Here are the actual “charges” from the doctrinal assessment:
- Addresses at the LCWR Assemblies. Addresses given during LCWR annual Assemblies manifest problematic statements and serious theological, even doctrinal errors. The Cardinal offered as an example specific passages of Sr. Laurie Brink’s address about some Religious “moving beyond the Church” or even beyond Jesus. This is a challenge not only to core Catholic beliefs; such a rejection of faith is also a serious source of scandal and is incompatible with religious life. Such unacceptable positions routinely go unchallenged by the LCWR, which should provide resources for member Congregations to foster an ecclesial vision of religious life, thus helping to correct an erroneous vision of the Catholic faith as an important exercise of charity. Some might see in Sr. Brink’s analysis a phenomenological snapshot of religious life today. But Pastors of the Church should also see in it a cry for help.
- Policies of Corporate Dissent. The Cardinal spoke of this issue in reference to letters the CDF received from “Leadership Teams” of various Congregations, among them LCWR Officers, protesting the Holy See’s actions regarding the question of women’s ordination and of a correct pastoral approach to ministry to homosexual persons, e.g. letters about New Ways Ministry’s conferences. The terms of the letters suggest that these sisters collectively take a position not in agreement with the Church’s teaching on human sexuality. It is a serious matter when these Leadership Teams are not 3providing effective leadership and example to their communities, but place themselves outside the Church’s teaching.
- Radical Feminism. The Cardinal noted a prevalence of certain radical feminist themes incompatible with the Catholic faith in some of the programs and presentations sponsored by the LCWR, including theological interpretations that risk distorting faith in Jesus and his loving Father who sent his Son for the salvation of the world. Moreover, some commentaries on “patriarchy” distort the way in which Jesus has structured sacramental life in the Church; others even undermine the revealed doctrines of the Holy Trinity, the divinity of Christ, and the inspiration of Sacred Scripture.

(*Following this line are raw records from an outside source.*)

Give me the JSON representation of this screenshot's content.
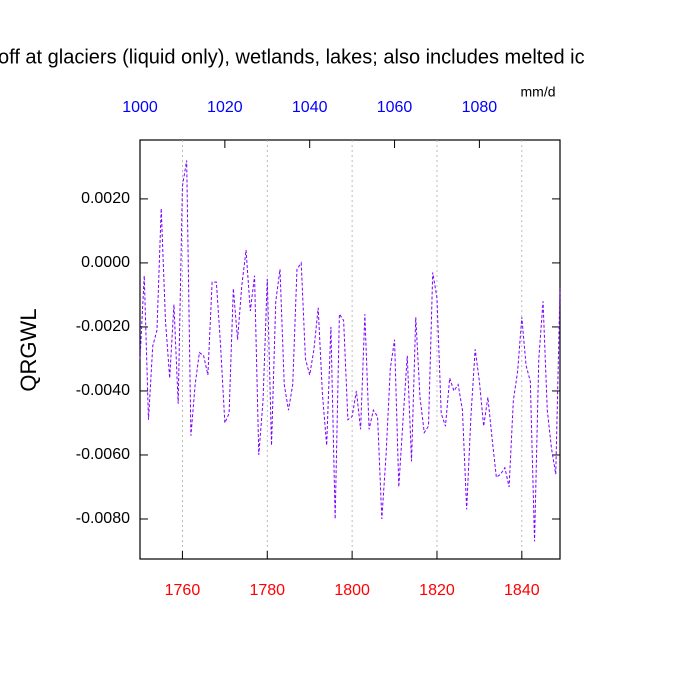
{
  "chart_data": {
    "type": "line",
    "title": "off at glaciers (liquid only), wetlands, lakes; also includes melted ic",
    "units": "mm/d",
    "y_label": "QRGWL",
    "x": [
      1750,
      1751,
      1752,
      1753,
      1754,
      1755,
      1756,
      1757,
      1758,
      1759,
      1760,
      1761,
      1762,
      1763,
      1764,
      1765,
      1766,
      1767,
      1768,
      1769,
      1770,
      1771,
      1772,
      1773,
      1774,
      1775,
      1776,
      1777,
      1778,
      1779,
      1780,
      1781,
      1782,
      1783,
      1784,
      1785,
      1786,
      1787,
      1788,
      1789,
      1790,
      1791,
      1792,
      1793,
      1794,
      1795,
      1796,
      1797,
      1798,
      1799,
      1800,
      1801,
      1802,
      1803,
      1804,
      1805,
      1806,
      1807,
      1808,
      1809,
      1810,
      1811,
      1812,
      1813,
      1814,
      1815,
      1816,
      1817,
      1818,
      1819,
      1820,
      1821,
      1822,
      1823,
      1824,
      1825,
      1826,
      1827,
      1828,
      1829,
      1830,
      1831,
      1832,
      1833,
      1834,
      1835,
      1836,
      1837,
      1838,
      1839,
      1840,
      1841,
      1842,
      1843,
      1844,
      1845,
      1846,
      1847,
      1848,
      1849
    ],
    "series": [
      {
        "color": "#7a00ff",
        "values": [
          -0.003,
          -0.0004,
          -0.0049,
          -0.0026,
          -0.0021,
          0.0017,
          -0.0018,
          -0.0036,
          -0.0013,
          -0.0044,
          0.0024,
          0.0032,
          -0.0054,
          -0.0038,
          -0.0028,
          -0.0029,
          -0.0035,
          -0.0006,
          -0.0006,
          -0.0026,
          -0.005,
          -0.0047,
          -0.0008,
          -0.0024,
          -0.0007,
          0.0004,
          -0.0015,
          -0.0004,
          -0.006,
          -0.0043,
          -0.0005,
          -0.0057,
          -0.0012,
          -0.0002,
          -0.0038,
          -0.0046,
          -0.0038,
          -0.0002,
          0.0,
          -0.003,
          -0.0035,
          -0.0027,
          -0.0014,
          -0.0041,
          -0.0057,
          -0.002,
          -0.008,
          -0.0016,
          -0.0018,
          -0.0049,
          -0.0048,
          -0.004,
          -0.0052,
          -0.0016,
          -0.0052,
          -0.0046,
          -0.0048,
          -0.008,
          -0.006,
          -0.0033,
          -0.0024,
          -0.007,
          -0.0049,
          -0.0029,
          -0.0062,
          -0.0017,
          -0.0042,
          -0.0053,
          -0.0051,
          -0.0003,
          -0.0011,
          -0.0047,
          -0.0051,
          -0.0036,
          -0.004,
          -0.0038,
          -0.0046,
          -0.0077,
          -0.0048,
          -0.0027,
          -0.0037,
          -0.0051,
          -0.0042,
          -0.0055,
          -0.0067,
          -0.0066,
          -0.0064,
          -0.007,
          -0.0043,
          -0.0034,
          -0.0017,
          -0.0032,
          -0.0037,
          -0.0087,
          -0.003,
          -0.0012,
          -0.0046,
          -0.0058,
          -0.0066,
          -0.0008
        ]
      }
    ],
    "xlim": [
      1750,
      1849
    ],
    "xticks": [
      1760,
      1780,
      1800,
      1820,
      1840
    ],
    "xtick_color": "red",
    "x2lim": [
      1000,
      1099
    ],
    "x2ticks": [
      1000,
      1020,
      1040,
      1060,
      1080
    ],
    "x2tick_color": "blue",
    "ylim": [
      -0.00925,
      0.00384
    ],
    "yticks": [
      {
        "value": 0.002,
        "label": "0.0020"
      },
      {
        "value": 0,
        "label": "0.0000"
      },
      {
        "value": -0.002,
        "label": "-0.0020"
      },
      {
        "value": -0.004,
        "label": "-0.0040"
      },
      {
        "value": -0.006,
        "label": "-0.0060"
      },
      {
        "value": -0.008,
        "label": "-0.0080"
      }
    ],
    "grid": true,
    "dashed": true
  }
}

Think about all this for a minute. Henneberger brings up the instructive case of Marcel Lefebvre, who has said that 6 million Jews were not gassed by the Nazis but that he is closer than ever to being welcomed back with open arms, “but that women accused of dissent can leave if they like.”
It’s all about the women. Different rules for men; always have been, and if the Pope and the Inquisition have their way, always will be.
Which is odd, because Jesus hung out with some pretty dynamic women and scholars no longer believe women were quite so cloistered in first century Judaism as people once thought. Paul too hung out with dynamic women, treating them as the equal of any man. Scholars, at least, recognize that Paul’s supposedly misogynistic remarks about women remaining silent and not instructing men are later interpolations and not the genuine words of Paul. They’re words out of the Roman Church, whose biases have always been apparent.
The Vatican has put Seattle’s Archbishop J. Peter Sartain in charge of putting the mandated changes into effect – or in other words, “to implement a process of review and conformity to the teachings and discipline of the church.”
There is a time limit on achieving conformity with the Good Old Boys Club’s expectations – the Inquisition calls this “implementing an ecclesiology of communion founded on faith in Jesus Christ and the Church”. The LCWR has up to five years to meet the Vatican’s requirements. Apparently buggering little boys and girls doesn’t violate the Papacy’s “ecclesiology of communion” and so doesn’t warrant a time limit. They’ll hush up buggery and even blame the victims, but the nuns, being women, won’t get the same treatment for a far lesser offense in the eyes of the world.
The Inquisition did not say what the failure to comply would mean to the LCWR but it doesn’t take much imagination to guess. Look to the example of Joan of Arc, if you have any questions about how the Church feels about uppity Catholic women who don’t think they need a man to tell them what to believe.